Bel sekolah berbunyi, menandakan jam pelajaran kembali dimulai. Hanggini masih menempelkan telinganya di pintu hingga ia sadar para siswi itu telah keluar dari toilet. Dari siswi-siswi itu Hanggini tahu Zee tengah mencari keberadaan ibunya meski ia sempat merasa janggal karena salah satu siswi memotong omongannya di akhir-akhir ucapan itu. Hanggini hanya mendengar tiga tahun lalu Zee ditinggal? Ditinggal oleh siapa?

*****

Hanggini tiba di kelas dengan raut wajah yang masih memikirkan perkataan siswi-siswi itu. Belum satu menit ia duduk di kursi, Iqbaal datang menghampiri dan meletakkan beberapa roti dan susu coklat di atas meja. Hanggini mendongakkan kepala melihat Iqbaal. “Tadi gue nggak lihat lo di kantin. Nih gue bawain makanan,” ucap Iqbaal.

Sembari duduk di kursi samping Hanggini, Iqbaal memperhatikannya dengan dalam. Guru mereka di pelajaran selanjutnya tidak bisa hadir. Dan itu adalah keberkahan untuk semua murid yang artinya mereka tidak susah payah belajar. Hanggini sadar kini Iqbaal tengah memandang ke arahnya, namun ia tidak bisa menoleh. Ia sudah tahu apa yang ingin Iqbaal tanyakan. Betul saja, tak lama kemudian Iqbaal bertanya, “Lo kenapa sih, Ha?”

Hanggini menangkap nada ketidaksukaan dalam pertanyaan itu. “Kenapa? maksudnya?”

“Kenapa lo peduli banget sama murid yang namanya Azril?”
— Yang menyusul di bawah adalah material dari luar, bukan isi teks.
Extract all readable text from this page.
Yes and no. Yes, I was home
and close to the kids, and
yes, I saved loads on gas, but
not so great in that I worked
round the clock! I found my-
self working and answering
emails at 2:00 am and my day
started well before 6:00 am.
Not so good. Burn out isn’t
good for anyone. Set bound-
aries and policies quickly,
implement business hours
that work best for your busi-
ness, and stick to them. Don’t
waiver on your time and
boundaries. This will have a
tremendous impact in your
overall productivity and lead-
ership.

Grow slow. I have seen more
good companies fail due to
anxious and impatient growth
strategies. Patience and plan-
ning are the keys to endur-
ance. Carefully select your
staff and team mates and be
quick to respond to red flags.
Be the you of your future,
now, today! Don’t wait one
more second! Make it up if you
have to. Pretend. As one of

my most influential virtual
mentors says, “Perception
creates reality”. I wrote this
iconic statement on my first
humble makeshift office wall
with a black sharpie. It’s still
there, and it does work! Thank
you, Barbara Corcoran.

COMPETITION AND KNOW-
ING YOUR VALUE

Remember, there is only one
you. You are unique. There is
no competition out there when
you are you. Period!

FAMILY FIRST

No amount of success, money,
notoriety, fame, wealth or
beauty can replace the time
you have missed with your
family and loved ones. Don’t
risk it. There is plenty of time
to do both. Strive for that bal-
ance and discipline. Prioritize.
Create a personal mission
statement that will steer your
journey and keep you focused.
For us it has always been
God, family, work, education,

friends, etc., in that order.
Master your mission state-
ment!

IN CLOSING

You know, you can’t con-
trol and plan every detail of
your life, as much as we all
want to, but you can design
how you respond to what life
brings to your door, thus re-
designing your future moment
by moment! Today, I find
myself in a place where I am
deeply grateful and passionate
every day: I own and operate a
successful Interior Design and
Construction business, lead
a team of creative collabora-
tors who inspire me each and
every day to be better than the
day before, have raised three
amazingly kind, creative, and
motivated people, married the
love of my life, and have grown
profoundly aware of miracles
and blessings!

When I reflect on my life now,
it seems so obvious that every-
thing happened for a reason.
Hanggini menatap Iqbaal tanpa menjawab. Ia masih harus memikirkan kata-kata yang tidak membuat Iqbaal semakin kesal. Tanap menunggu jawaban dari Hanggini, Iqbaal berkata, “Ha…, gue minta maaf kalo nada gue agak tinggi,” kini Iqbaal meletakkan tangannya di atas punggung tangan Hanggini, “gue cuman nggak mau lo sakit hati atau stress karena tuh anak.”

“Hanggini! Gue---“

Mendadak Salma datang dan melihat Iqbaal dan Hanggini tengah duduk bersampingan dengan tangan Iqbaal yang menggenggam tangan Hanggini. Salma tersenyum lalu perlahan mundur. “Nanti aja, deh,” lanjut Salma lalu bergegas pergi keluar kelas. Hanggini menarik tangannya dari tangan Iqbaal lalu berkata, “Tenang aja, Bal. Gue tau apa yang harus gue lakuin.”
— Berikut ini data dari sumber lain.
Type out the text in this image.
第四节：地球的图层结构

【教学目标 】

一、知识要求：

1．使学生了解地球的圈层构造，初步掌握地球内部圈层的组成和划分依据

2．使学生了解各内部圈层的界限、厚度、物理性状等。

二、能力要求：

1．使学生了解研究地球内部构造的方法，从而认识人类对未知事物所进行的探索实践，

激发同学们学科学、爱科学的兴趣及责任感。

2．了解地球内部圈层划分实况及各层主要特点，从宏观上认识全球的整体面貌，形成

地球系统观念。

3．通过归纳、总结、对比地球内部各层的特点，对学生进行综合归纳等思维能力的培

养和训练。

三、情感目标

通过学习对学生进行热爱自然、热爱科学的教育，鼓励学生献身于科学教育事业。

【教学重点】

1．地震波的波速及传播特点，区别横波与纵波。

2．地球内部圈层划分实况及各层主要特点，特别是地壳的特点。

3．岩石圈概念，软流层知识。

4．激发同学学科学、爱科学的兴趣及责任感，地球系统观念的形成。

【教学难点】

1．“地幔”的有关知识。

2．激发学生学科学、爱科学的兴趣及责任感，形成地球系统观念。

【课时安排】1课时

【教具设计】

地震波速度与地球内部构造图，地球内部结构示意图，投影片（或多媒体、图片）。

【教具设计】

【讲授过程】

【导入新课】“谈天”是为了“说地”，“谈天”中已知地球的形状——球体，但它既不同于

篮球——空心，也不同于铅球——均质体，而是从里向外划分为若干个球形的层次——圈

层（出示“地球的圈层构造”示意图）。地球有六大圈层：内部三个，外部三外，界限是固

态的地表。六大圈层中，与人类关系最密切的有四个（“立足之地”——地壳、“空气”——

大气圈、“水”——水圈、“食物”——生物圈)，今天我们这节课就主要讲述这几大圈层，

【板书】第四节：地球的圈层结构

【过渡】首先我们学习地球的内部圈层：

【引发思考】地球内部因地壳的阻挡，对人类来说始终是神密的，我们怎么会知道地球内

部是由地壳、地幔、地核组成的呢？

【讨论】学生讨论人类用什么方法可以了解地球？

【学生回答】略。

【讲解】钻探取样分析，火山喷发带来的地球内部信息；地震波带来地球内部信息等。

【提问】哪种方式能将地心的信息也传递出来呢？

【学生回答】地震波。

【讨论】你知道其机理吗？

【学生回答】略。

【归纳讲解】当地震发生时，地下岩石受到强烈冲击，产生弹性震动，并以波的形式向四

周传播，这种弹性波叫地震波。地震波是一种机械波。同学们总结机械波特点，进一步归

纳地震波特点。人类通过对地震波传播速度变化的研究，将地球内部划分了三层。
Selepas pelajaran terakhir Zee buru-buru pergi ke lapangan. Dirinya merasa terganggu saat semua mata melontarkan tatapan takut, iba dan prasangka bahwa dirinya telah gila. Ia mulai curiga ada yang tidak beres namun ia tetap melangkahkan kaki hingga tiba di lapangan parkir. Di atas motornya sudah ada Hanggini tengah melipat tangan di dada. Zee membuang pandangan dan menyuruh Hanggini untuk minggir.

“Zril, ada yang perlu gue omongin,” ujar Hanggini.
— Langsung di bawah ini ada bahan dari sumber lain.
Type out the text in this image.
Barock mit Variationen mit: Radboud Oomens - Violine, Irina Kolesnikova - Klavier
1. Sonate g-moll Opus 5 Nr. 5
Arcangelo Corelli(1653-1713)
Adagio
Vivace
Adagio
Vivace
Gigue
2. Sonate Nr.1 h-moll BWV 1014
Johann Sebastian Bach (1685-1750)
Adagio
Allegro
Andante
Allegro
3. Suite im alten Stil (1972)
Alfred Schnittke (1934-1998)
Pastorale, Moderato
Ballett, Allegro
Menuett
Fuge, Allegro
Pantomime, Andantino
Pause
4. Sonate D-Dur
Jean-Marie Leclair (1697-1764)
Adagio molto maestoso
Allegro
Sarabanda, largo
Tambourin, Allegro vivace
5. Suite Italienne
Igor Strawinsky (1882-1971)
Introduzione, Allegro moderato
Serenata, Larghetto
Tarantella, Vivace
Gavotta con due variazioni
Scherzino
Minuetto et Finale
“Minggir. Gue nggak ada waktu,” balas Zee tanpa menatap mata Hanggini. Tiba-tiba tangan Hanggini sudah mencengkram tangan Zee saat ia hendak menyalakan mesin. Seakan ada roda waktu, Zee ditarik kembali untuk mengingat perasaan yang telah lama hilang. Kenapa Hanggini mampu menghadirkan apa yang pernah dia hadirkan? Zee tahu pasti ada yang salah. Tidak! Zee tidak bisa membiarkan yang telah pergi kembali.

Zee melepaskan tangan Hanggini dan berkata, “Gue nggak ada waktu, paham?!” Zee menaiki motornya, menyalakan motornya dan hampir pergi jika saja Hanggini tidak berkata, “Zril, gue mau bantu lo buat cari nyokap lo.”

Tanpa diduga, Zee mematikan mesin motornya lalu membuka helmnya. Dengan ekspresi lebih dingin daripada sebelumnya Zee menipis jarak dengan Hanggini. Tatapan matanya lebih tajam. Hanggini menelan ludah seraya mengambil langkah mundur namun ia terpojok karena punggungnya menabrak tembok. Zee meletakkan tangan kirinya di samping wajah Hanggini, lalu mencondongkan wajahnya. Hanggini bisa merasakan dengusan nafas Zee yang sempat tertahan.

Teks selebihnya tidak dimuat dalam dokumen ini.